公衆衛生活動は大きく6つの分野に分類されます。感染症対策はワクチン接種や感染症監視を通じて疾病の蔓延を防ぎます。環境衛生は上下水道や廃棄物処理を管理し安全な生活環境を確保します。食品衛生はHACCPに基づく衛生管理で食の安全を守ります。健康教育は疾病予防の知識を普及させ生活習慣の改善を促進します。医療サービスの組織化は予防医療や健康診査を体系的に提供します。産業衛生は職場における労働者の健康を保護します。

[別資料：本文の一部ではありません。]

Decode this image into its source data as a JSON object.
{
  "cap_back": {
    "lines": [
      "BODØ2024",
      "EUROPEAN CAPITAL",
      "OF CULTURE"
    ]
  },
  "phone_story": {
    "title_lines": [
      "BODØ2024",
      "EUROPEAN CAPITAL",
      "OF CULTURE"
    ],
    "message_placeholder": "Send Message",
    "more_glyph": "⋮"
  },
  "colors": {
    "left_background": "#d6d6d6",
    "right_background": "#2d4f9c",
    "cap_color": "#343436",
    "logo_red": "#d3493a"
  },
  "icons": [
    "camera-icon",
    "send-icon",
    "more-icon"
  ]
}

日本の公衆衛生体系は厚生労働省を頂点として、47都道府県と約480の保健所が連携して運営されています。2003年の食品安全基本法制定以降、リスク評価、リスク管理、リスクコミュニケーションの3要素からなる「リスク分析」に基づいた枠組みが確立されました。WHOが提唱するOne Healthアプローチでは、人の健康、動物の健康、環境を統合的に捉えることが重要視されており、公衆衛生の領域はさらに広がりを見せています。
現代の公衆衛生は、気候変動への対応、高齢化社会への適応、新興感染症への備えなど、新たな課題にも直面しています。科学的根拠に基づく政策決定と、国際的な協力体制の強化が、今後の公衆衛生発展の鍵となります。